In places where it freezes during the winter months, it will not survive the winter season if planted in the ground. However, they will do well in containers or hanging baskets. When the weather starts to turn cold or just before the first freeze trim it back and place it indoors in a brightly lit area. You will be amazed at the blooms during the winter months.
Water and Fertilizing the Mandevilla Plant
Water about every 2-3 days during the spring and fall seasons. It is essential that you water daily if this plant is in full sun during the summer seasons. For the best results fertilize once per month using a good 20-20-20 all Purpose fertilizer. What is Fertilizer?
The Mandevilla Plant
Where to Place the Mandevilla Plant
It can tolerate the hot Southwest sun if it gets plenty of water during the sweltering summer season. If you want the Mandevilla plant to bloom all summer long, I suggest placing it in the morning sun and afternoon shade or underneath a large shade tree with filtered light shining through. It is amazing how well this plant does all summer long. I keep thinking it will shrivel up and die during the summertime heat. But it keeps on thriving and blooming.
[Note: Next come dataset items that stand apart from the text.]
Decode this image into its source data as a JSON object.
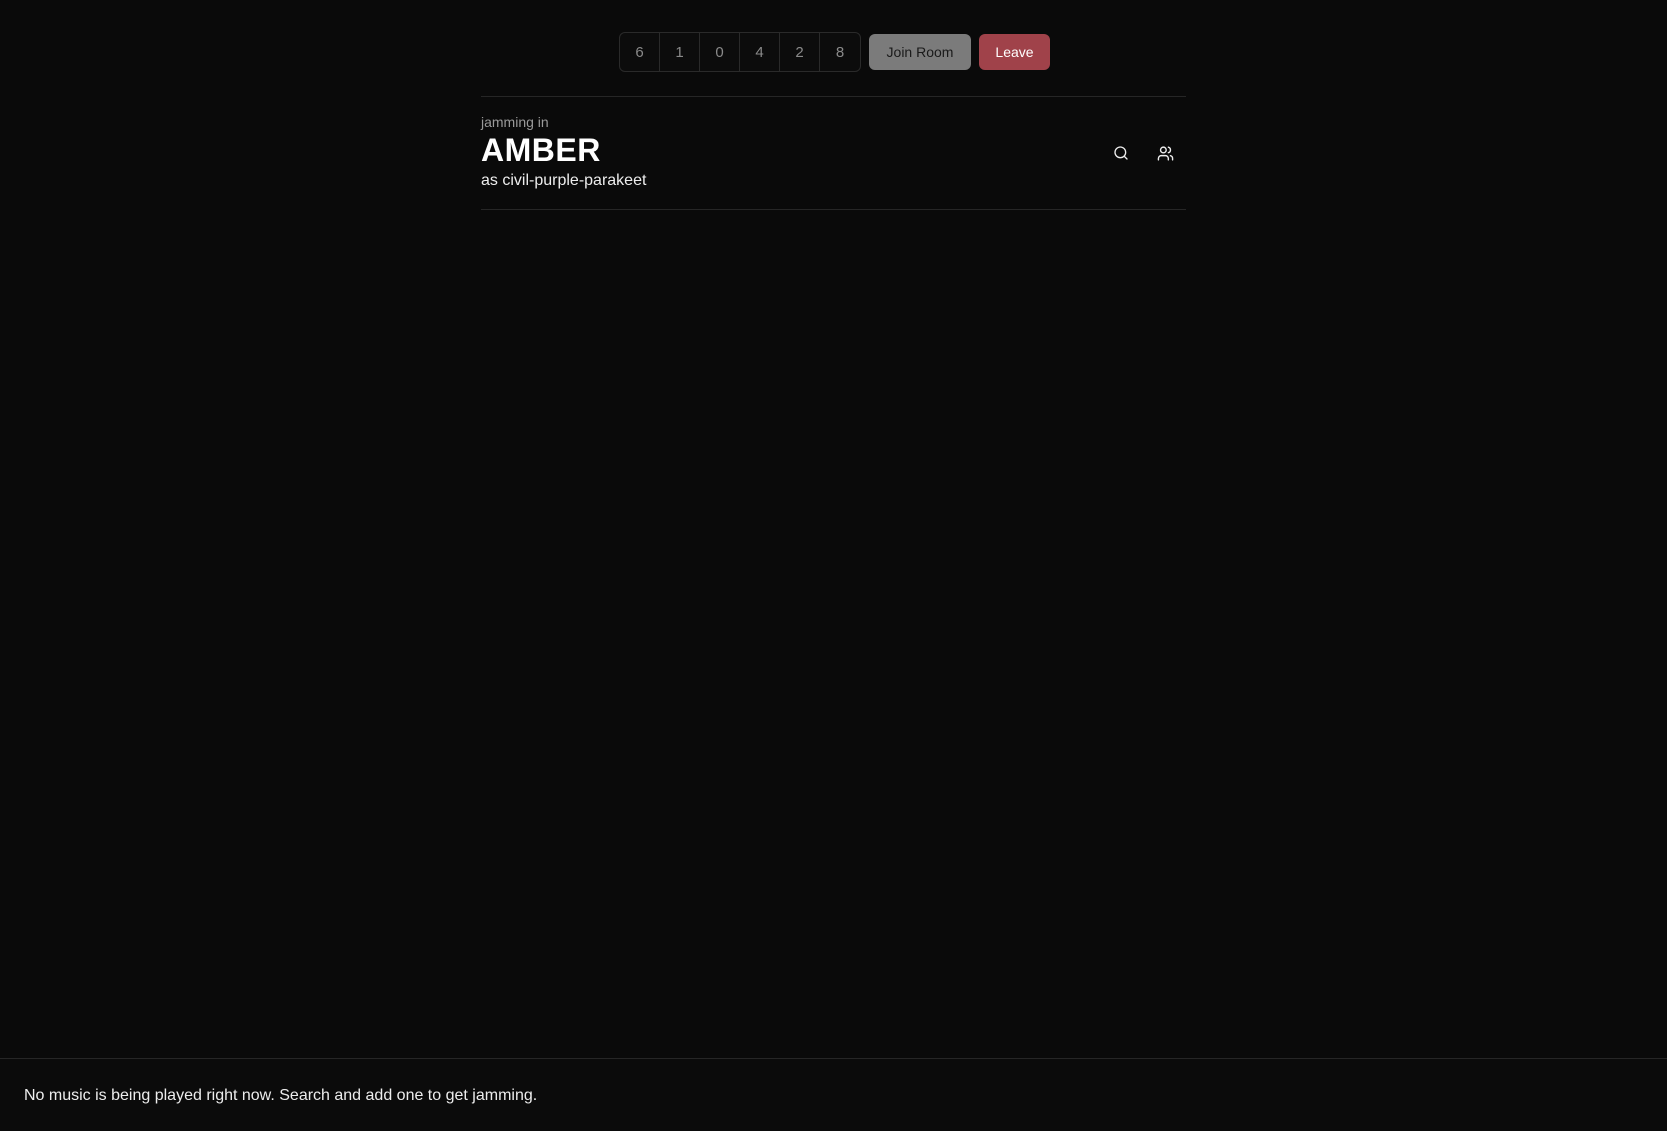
{
  "join_bar": {
    "room_code_digits": [
      "6",
      "1",
      "0",
      "4",
      "2",
      "8"
    ],
    "join_label": "Join Room",
    "leave_label": "Leave"
  },
  "header": {
    "context_label": "jamming in",
    "room_name": "AMBER",
    "user_line": "as civil-purple-parakeet",
    "icons": [
      "search-icon",
      "users-icon"
    ]
  },
  "player": {
    "status_text": "No music is being played right now. Search and add one to get jamming."
  },
  "colors": {
    "background": "#0a0a0a",
    "join_button": "#7b7b7b",
    "leave_button": "#a0424a",
    "text": "#ededed",
    "muted_text": "#9a9a9a"
  }
}
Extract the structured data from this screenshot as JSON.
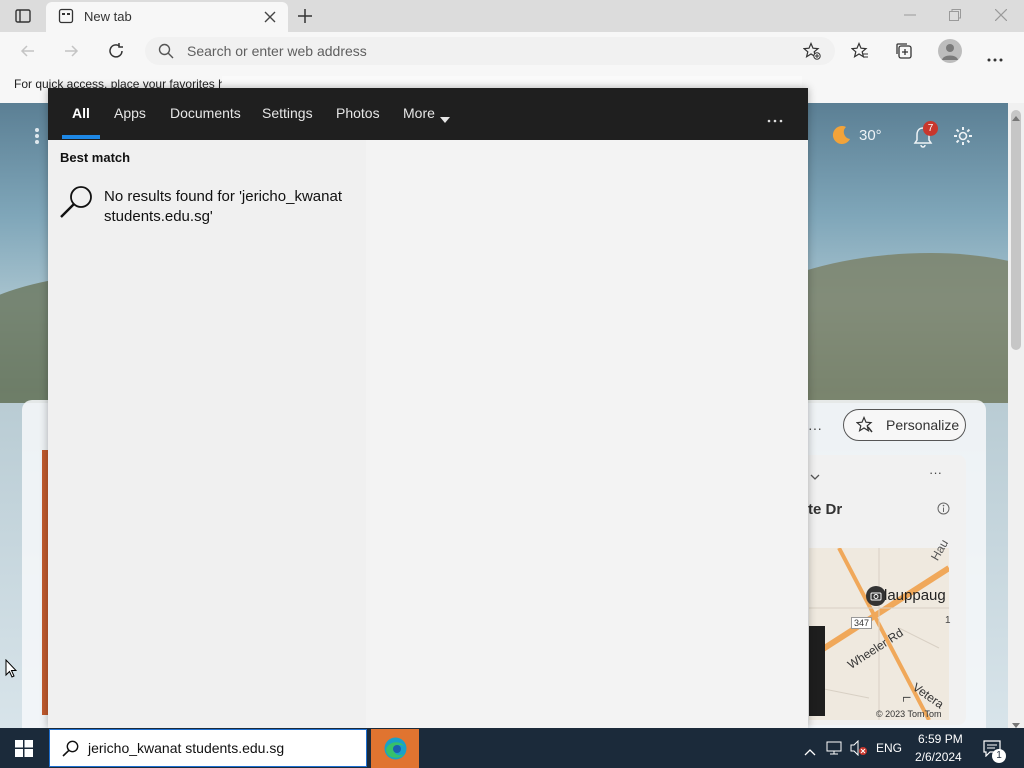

There are two types of Mandevillas the shrub type and the Viney plant. The Vine is perfect for those wanting a small colorful vine indoors. Use small indoor steel or wooden trellis. They like temperatures somewhere between 60 degrees and 95 degrees Fahrenheit. Do not be afraid to trim off the Viney stems if they get too long for your liking. Matter of fact they doing so will help generate new growth and flowers.
Mandevilla Plants Do Well in Pots
Problems with Mandevilla Plants
These plants are pretty much minimal maintenance, but they can develop a blight commonly called gray mold. Usually caused by too much moisture or consistent overhead watering. Fusarium rot is another fungus that will cause problems.
Spraying with Neem oil is a good way to remove these fungal problems. Other chemicals to use are propiconazole, and myclobutanil, but Neem oil is an organic substitute, and it is better for the environment.